65th ISI World Statistics Congress 2025

65th ISI World Statistics Congress 2025

Divide and conquer: using parcels to understanding agricultural activities

Author

IN
Ian Nunes

Co-author

  • I
    Ian Monteiro Nunes
  • H
    Hugo Neves de Oliveira
  • E
    Edemir Ferreira de Andrade Junior
  • O
    Octavio Costa de Oliveira

Conference

65th ISI World Statistics Congress 2025

Format: CPS Abstract - WSC 2025

Keywords: agricultural census, agriculture, deep-learning, machine learning, remote sensing, segmentation

Abstract

The Brazilian Institute of Geography and Statistics proposes using automated agriculture parcel recognition methods as a crucial step in large-scale monitoring since manual monitoring and parcel delineation are unfeasible due to the huge amount of resources needed. In this context, Machine Learning can be a useful tool for aiding in the detection, segmentation, and classification of the tiles.

Automated agricultural parcel identification delineates boundaries of fields with agricultural activities, classifying at the same time the interior of the parcel as having any agricultural activity identified or not. We are using Sentinel-2 satellite imagery with all available spectral bands. For the sake of this work, an agricultural parcel is a continuous and spatially homogeneous unit used for agricultural purposes developing one or more activities. The parcel identification can improve and aid in improving the characterization of subsistence and family farming which can be very important for policy makers in Brazil.

Neural Networks (NNs) are learning models particularly well-suited for this type of task, due to their inherent capabilities of processing large amounts of data. NNs, however, can face generalization hurdles when porting the model to out-of-distribution (OOD) remote sensing data, mainly in applications wherein domain shift must be compensated for. This is especially true for agricultural applications, where crop species, growth rates, biomes, and climate vary across different regions.

In this work, we leverage the representation learning capabilities of NNs to improve large-scale crop recognition in Brazil using a data-driven approach. Since we do not have data for Brazil yet, we are training and testing on public datasets available for a set of European countries to enable our method of producing features capable of representing the underlying data.

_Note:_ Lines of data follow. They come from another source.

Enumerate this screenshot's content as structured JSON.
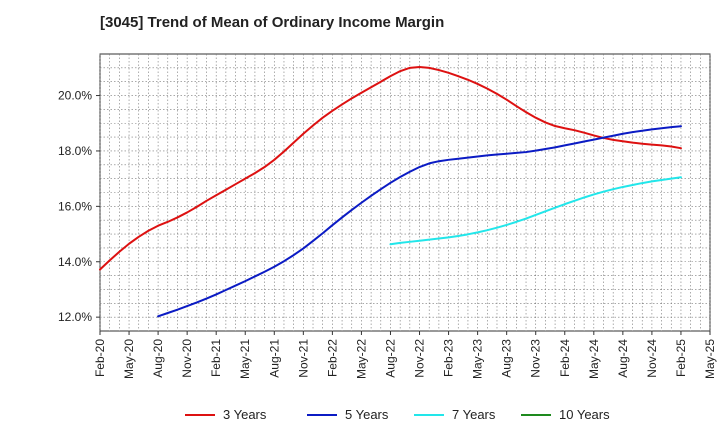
{
  "chart_data": {
    "type": "line",
    "title": "[3045]  Trend of Mean of Ordinary Income Margin",
    "xlabel": "",
    "ylabel": "",
    "x_ticks": [
      "Feb-20",
      "May-20",
      "Aug-20",
      "Nov-20",
      "Feb-21",
      "May-21",
      "Aug-21",
      "Nov-21",
      "Feb-22",
      "May-22",
      "Aug-22",
      "Nov-22",
      "Feb-23",
      "May-23",
      "Aug-23",
      "Nov-23",
      "Feb-24",
      "May-24",
      "Aug-24",
      "Nov-24",
      "Feb-25",
      "May-25"
    ],
    "y_ticks": [
      "12.0%",
      "14.0%",
      "16.0%",
      "18.0%",
      "20.0%"
    ],
    "ylim": [
      11.5,
      21.5
    ],
    "grid": true,
    "legend_position": "bottom",
    "series": [
      {
        "name": "3 Years",
        "color": "#dd1111",
        "x": [
          "Feb-20",
          "Mar-20",
          "Apr-20",
          "May-20",
          "Jun-20",
          "Jul-20",
          "Aug-20",
          "Sep-20",
          "Oct-20",
          "Nov-20",
          "Dec-20",
          "Jan-21",
          "Feb-21",
          "Mar-21",
          "Apr-21",
          "May-21",
          "Jun-21",
          "Jul-21",
          "Aug-21",
          "Sep-21",
          "Oct-21",
          "Nov-21",
          "Dec-21",
          "Jan-22",
          "Feb-22",
          "Mar-22",
          "Apr-22",
          "May-22",
          "Jun-22",
          "Jul-22",
          "Aug-22",
          "Sep-22",
          "Oct-22",
          "Nov-22",
          "Dec-22",
          "Jan-23",
          "Feb-23",
          "Mar-23",
          "Apr-23",
          "May-23",
          "Jun-23",
          "Jul-23",
          "Aug-23",
          "Sep-23",
          "Oct-23",
          "Nov-23",
          "Dec-23",
          "Jan-24",
          "Feb-24",
          "Mar-24",
          "Apr-24",
          "May-24",
          "Jun-24",
          "Jul-24",
          "Aug-24",
          "Sep-24",
          "Oct-24",
          "Nov-24",
          "Dec-24",
          "Jan-25",
          "Feb-25"
        ],
        "values": [
          13.72,
          14.05,
          14.36,
          14.65,
          14.9,
          15.12,
          15.3,
          15.44,
          15.6,
          15.78,
          15.98,
          16.2,
          16.4,
          16.6,
          16.8,
          17.0,
          17.2,
          17.42,
          17.68,
          17.98,
          18.3,
          18.62,
          18.92,
          19.2,
          19.45,
          19.68,
          19.9,
          20.1,
          20.3,
          20.5,
          20.7,
          20.88,
          21.0,
          21.03,
          21.0,
          20.92,
          20.82,
          20.7,
          20.57,
          20.42,
          20.25,
          20.06,
          19.85,
          19.62,
          19.4,
          19.2,
          19.03,
          18.9,
          18.82,
          18.75,
          18.66,
          18.56,
          18.47,
          18.4,
          18.35,
          18.3,
          18.26,
          18.23,
          18.2,
          18.16,
          18.1
        ]
      },
      {
        "name": "5 Years",
        "color": "#0b1bc4",
        "x": [
          "Aug-20",
          "Sep-20",
          "Oct-20",
          "Nov-20",
          "Dec-20",
          "Jan-21",
          "Feb-21",
          "Mar-21",
          "Apr-21",
          "May-21",
          "Jun-21",
          "Jul-21",
          "Aug-21",
          "Sep-21",
          "Oct-21",
          "Nov-21",
          "Dec-21",
          "Jan-22",
          "Feb-22",
          "Mar-22",
          "Apr-22",
          "May-22",
          "Jun-22",
          "Jul-22",
          "Aug-22",
          "Sep-22",
          "Oct-22",
          "Nov-22",
          "Dec-22",
          "Jan-23",
          "Feb-23",
          "Mar-23",
          "Apr-23",
          "May-23",
          "Jun-23",
          "Jul-23",
          "Aug-23",
          "Sep-23",
          "Oct-23",
          "Nov-23",
          "Dec-23",
          "Jan-24",
          "Feb-24",
          "Mar-24",
          "Apr-24",
          "May-24",
          "Jun-24",
          "Jul-24",
          "Aug-24",
          "Sep-24",
          "Oct-24",
          "Nov-24",
          "Dec-24",
          "Jan-25",
          "Feb-25"
        ],
        "values": [
          12.03,
          12.15,
          12.27,
          12.4,
          12.53,
          12.67,
          12.82,
          12.98,
          13.14,
          13.3,
          13.47,
          13.64,
          13.82,
          14.02,
          14.24,
          14.48,
          14.75,
          15.03,
          15.32,
          15.6,
          15.87,
          16.13,
          16.38,
          16.62,
          16.85,
          17.06,
          17.25,
          17.42,
          17.55,
          17.63,
          17.68,
          17.72,
          17.76,
          17.8,
          17.84,
          17.87,
          17.9,
          17.93,
          17.96,
          18.01,
          18.07,
          18.13,
          18.2,
          18.27,
          18.34,
          18.41,
          18.48,
          18.55,
          18.62,
          18.68,
          18.73,
          18.78,
          18.82,
          18.86,
          18.89
        ]
      },
      {
        "name": "7 Years",
        "color": "#22e6ea",
        "x": [
          "Aug-22",
          "Sep-22",
          "Oct-22",
          "Nov-22",
          "Dec-22",
          "Jan-23",
          "Feb-23",
          "Mar-23",
          "Apr-23",
          "May-23",
          "Jun-23",
          "Jul-23",
          "Aug-23",
          "Sep-23",
          "Oct-23",
          "Nov-23",
          "Dec-23",
          "Jan-24",
          "Feb-24",
          "Mar-24",
          "Apr-24",
          "May-24",
          "Jun-24",
          "Jul-24",
          "Aug-24",
          "Sep-24",
          "Oct-24",
          "Nov-24",
          "Dec-24",
          "Jan-25",
          "Feb-25"
        ],
        "values": [
          14.63,
          14.68,
          14.72,
          14.76,
          14.8,
          14.84,
          14.88,
          14.93,
          14.99,
          15.06,
          15.14,
          15.23,
          15.33,
          15.44,
          15.56,
          15.69,
          15.82,
          15.95,
          16.08,
          16.2,
          16.32,
          16.43,
          16.53,
          16.62,
          16.7,
          16.77,
          16.84,
          16.9,
          16.95,
          17.0,
          17.05
        ]
      },
      {
        "name": "10 Years",
        "color": "#1e8a1e",
        "x": [],
        "values": []
      }
    ]
  }
}
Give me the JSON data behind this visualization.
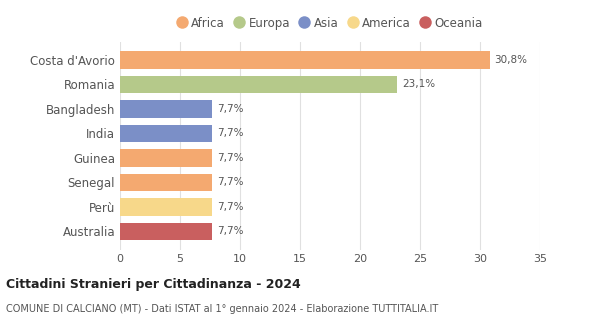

This approach brings several undesired issues due to inherent distinctions between Brazil and European countries related to climate, territory aspects, and biomes. To mitigate the differences in data, we are producing a dataset for the Brazilian territory to consider the diversity of climate, topography, and biomes to fine-tune the pretrained model.

We employed a multitask approach, using convolutional NN architectures (e.g. FCNs, Encoder-Decoders, Mask R-CNNs, etc) to perform regression, semantic, and instance segmentation enabling the identification and delineation of the continuous agricultural regions, leveraging the spatial similarity with the temporal and spectral aspects of the remote sensing data.

We split our dataset into three distinct subsets: train, validation, and test, and the proposed methodology can produce crop parcel predictions with over 76% of mean Intersection over Union (mIOU) on the test subset. Figure 1 shows an example of produced parcels compared with the ground truth.